On June 12, the French government will host 60 major donors, foreign governments and non-governmental actors, at the Paris Donor Conference for Afghanistan. The Afghan government will be asking the international community to commit to $50 billion in aid for the coming years.  We at CIVIC wanted to make sure that at least part of that commitment goes to help those Afghan families and communities caught in the past and ongoing conflict. This weekend I attended the civil society forum on Afghanistan, where NGOs and members of the private sector had a nominal opportunity to provide recommendations and guidance for those representatives deciding the international community’s commitment in June.

I say nominal because the civil society forum was pulled together at the last minute, with many NGOs complaining that the process of selecting attendees and of developing the agenda was not transparent, open, or representative. Debate on the broader issues in Afghanistan was cabined into a two hour period and limited to the list of 4 or 5 issues pre-slotted on the agenda.

I attended the human rights session, where issues of transitional justice and civilian casualties were notably absent from the agenda. By the time the round table speakers had spoken on the pre-approved topics there was only 10 minutes left to formulate concrete recommendations on the human rights situation in Afghanistan. I raised my hand to question the glaring lack of discussion and debate on the critical topic of how to help civilians still suffering from the ongoing conflict, but I was pre-empted by not one but four Afghans representing different organizations and institutions in Afghanistan. Many of them worked for organizations that were not directly linked to issues of civilian casualties or redressing the costs of conflict, but each one of them as an Afghan  knew how critical such relief and recognition was to their country.

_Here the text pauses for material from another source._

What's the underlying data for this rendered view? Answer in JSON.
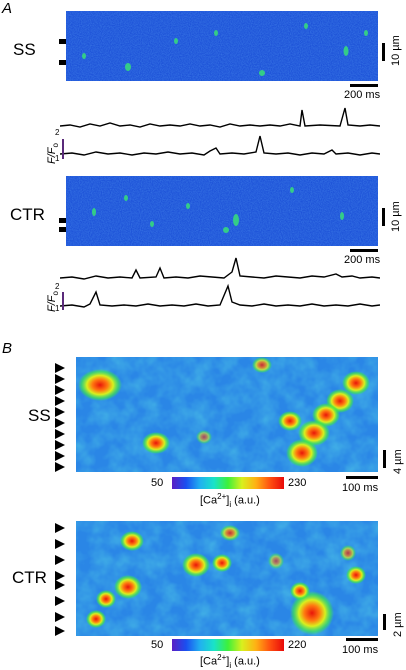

In the end, we were able to submit several concrete recommendations urging representatives at the Paris Conference to recognize civilian losses in past and ongoing conflicts (particularly those caused by international military forces); and to support existing initiatives providing emergency relief, humanitarian aid or compensation to Afghan victims of conflict.  Given the context of the conference and the hasty treatment of the civil society forum, we can only hope that representatives at the Paris Donor Conference will take these recommendations seriously.